Entracte et puis Shahram, avec son fils Hafez, au setâr, son neveu Siavash au daf, Hossein Razaeenia au daf également et Sina Jahanabadi dont le kemençe a un son superbe et chaud, avec un coup d'archet très net. Le concert va baigner dans une lumière bleue, cette fois, sur un fond de ciel et d'étoiles filantes. Tout au contraire de la passion retenue, tout en braises rougeoyantes, des Azéris, dès que Shahram entre sur scène, c'est un calme puissant qui s'impose, faisant l'effet d'une ombre fraîche, délicieuse, au bord d'une eau que l'on aurait gagnée après un jour de marche sur des chemins torrides. Il y a, dans cette présence faite de sérénité et de force, une bonté très pure, pacifiante. C'est peut-être parce qu'il est Kurde, mais dès qu'il est arrivé, je me suis sentie instantanément chez moi, avec ce même sentiment qu'au Kurdistan. C'est comme entrer au hasard dans un khanqah de soufis, attendre rien ni personne dans la salle d'hôtes, et voir soudain le maître entrer et venir s'assoir au milieu des murîds, prendre un setar et jouer ainsi, "que puis-je pour vous ce soir", comme on offre de l'eau au Visiteur, dans une audition intime qui n'est pas un spectacle.
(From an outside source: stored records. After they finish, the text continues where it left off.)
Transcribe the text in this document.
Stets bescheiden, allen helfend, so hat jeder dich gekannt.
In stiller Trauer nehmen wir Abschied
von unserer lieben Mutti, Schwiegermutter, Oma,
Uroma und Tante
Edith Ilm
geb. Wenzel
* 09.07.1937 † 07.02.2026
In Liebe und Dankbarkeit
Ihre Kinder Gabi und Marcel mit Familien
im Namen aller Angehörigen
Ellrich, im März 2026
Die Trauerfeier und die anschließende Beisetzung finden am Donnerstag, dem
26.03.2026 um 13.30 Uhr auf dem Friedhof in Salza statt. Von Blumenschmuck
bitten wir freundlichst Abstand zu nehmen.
Un long prologue, avec seulement une ou deux cordes pincées de Hafez au setâr et le kemençe qui joue à peine, à peine, si bien que certains, dans le public, continuaient de s'éclaircir la gorge, pensant qu'ils continuaient de s'accorder. Mais les notes, sobres, rares, continuent. Shahram balance ses mains en cadence, il ne chante pas tout de suite, il peut mettre longtemps avant de faire entendre sa voix dans un morceau, mais les musiciens sont tellement unis autour de lui, qu'ils sont des prolongements de ses bras. Il commence par un morceau inconnu, qui me semble nouveau, très beau, pensif, moins sombre que dans l'album The Book of Austerity. Puis plusieurs chants de La Passion de Rumî, dont le "Peyda shodam, sheyda shodam" dont je raffole.

A un moment, dans la salle, au milieu des Français, des Persans, des Azéris, il y avait bien sûr une voix kurde pour réclamer : "Chante en kurde !" Ce qui l'a fait sourire. A la fin, au rappel, il hésite, puis renvoie ses musiciens, comme en leur disant "bon, vous, vous avez fait votre journée, moi c'est mon affaire." Et il revient, seul, avec son setâr. Dès les premiers mots "Were, were", explosion de joie des Kurdistanî... En fait une version en kurde méridionale d'une chanson que je connais (mais en kurmandji), très entendue partout d'ailleurs, pour les dîlan. Kawukim, leyli leyli...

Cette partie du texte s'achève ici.